Intanto la linea Torino–Cirié–Germagnano cambia, ma Cirié resta ferma

Nel frattempo, la tratta ferroviaria subisce lavori “a macchia di leopardo”, con chiusure e disagi.
Paradossalmente, proprio mentre si interviene altrove, il punto più critico di Cirié resta in stallo totale.
Maino osserva che il Comune non utilizza nemmeno quei momenti per aggiornare i cittadini sulla sorte del sottopasso.

Un immobilismo che stride con le mostre, gli incontri e il dialogo con l’Osservatorio Torino-Ceres, una dinamica che l’autore sintetizza con una stoccata: una città che “fa le mostre nelle feste di paese… ma che concretamente latita”.

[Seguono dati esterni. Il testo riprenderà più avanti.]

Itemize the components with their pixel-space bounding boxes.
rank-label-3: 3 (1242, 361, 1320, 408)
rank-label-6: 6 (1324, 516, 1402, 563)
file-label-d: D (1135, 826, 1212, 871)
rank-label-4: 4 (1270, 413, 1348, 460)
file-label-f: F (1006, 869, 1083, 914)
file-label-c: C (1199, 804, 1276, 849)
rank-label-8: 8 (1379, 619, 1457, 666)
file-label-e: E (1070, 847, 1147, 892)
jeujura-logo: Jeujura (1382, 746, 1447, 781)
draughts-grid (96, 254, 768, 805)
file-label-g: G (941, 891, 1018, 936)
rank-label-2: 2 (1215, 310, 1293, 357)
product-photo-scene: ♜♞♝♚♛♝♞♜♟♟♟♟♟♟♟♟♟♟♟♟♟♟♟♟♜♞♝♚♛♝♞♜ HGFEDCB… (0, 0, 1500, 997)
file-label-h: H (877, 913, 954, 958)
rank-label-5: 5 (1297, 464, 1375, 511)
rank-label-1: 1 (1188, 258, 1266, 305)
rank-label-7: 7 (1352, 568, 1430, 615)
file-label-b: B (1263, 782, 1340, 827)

L’architetto non si limita alla critica: mette sul tavolo tre linee d’azione, lucide e immediate.
E le formula con chiarezza:

  1. «Trasparenza radicale sul sottopasso»: pubblicare online tutti gli atti, le delibere, le convenzioni, lo stato della progettazione e gli aggiornamenti sui finanziamenti.

  2. «Un cronoprogramma pubblico e verificabile»: chiedere a Regione e RFI date chiare su progettazione definitiva, gara e cantiere, e portare quel documento in Consiglio comunale.

  3. «Coinvolgere chi ogni giorno subisce il passaggio a livello»: un tavolo permanente con residenti, commercianti, ospedale, pendolari, associazioni, per discutere viabilità, parcheggi, percorsi pedonali e ciclabili.

Tre richieste semplici, a fronte di un’opera definita “prioritaria” e poi dissolta.

Nel 2018 la sindaca disse che il sottopasso avrebbe ricucito «una città spaccata in due».
Maino ricorda quella frase, perché oggi quella frattura non è solo fisica, ma anche politica:
da un lato «le parole e le foto di quella conferenza stampa», dall’altro i cittadini «fermi davanti alle sbarre abbassate».

E conclude con una richiesta che è insieme appello e ultimatum:
«Se il sottopasso si farà, lo si dica chiaramente; se non si farà, si abbia il coraggio di ammetterlo, davanti alla comunità che per anni è stata chiamata a festeggiare un progetto mai iniziato».

Il caso del sottopasso di via Torino non è solo un capitolo di urbanistica mancata: è un tema di fiducia pubblica, di rapporto tra cittadini e istituzioni, di responsabilità politica.
Ogni giorno le sbarre si abbassano, le auto si fermano, i cittadini attendono.
E ogni giorno, a distanza di sette anni, nessuno sa perché l’opera annunciata come “già finanziata e prioritaria” non sia mai partita.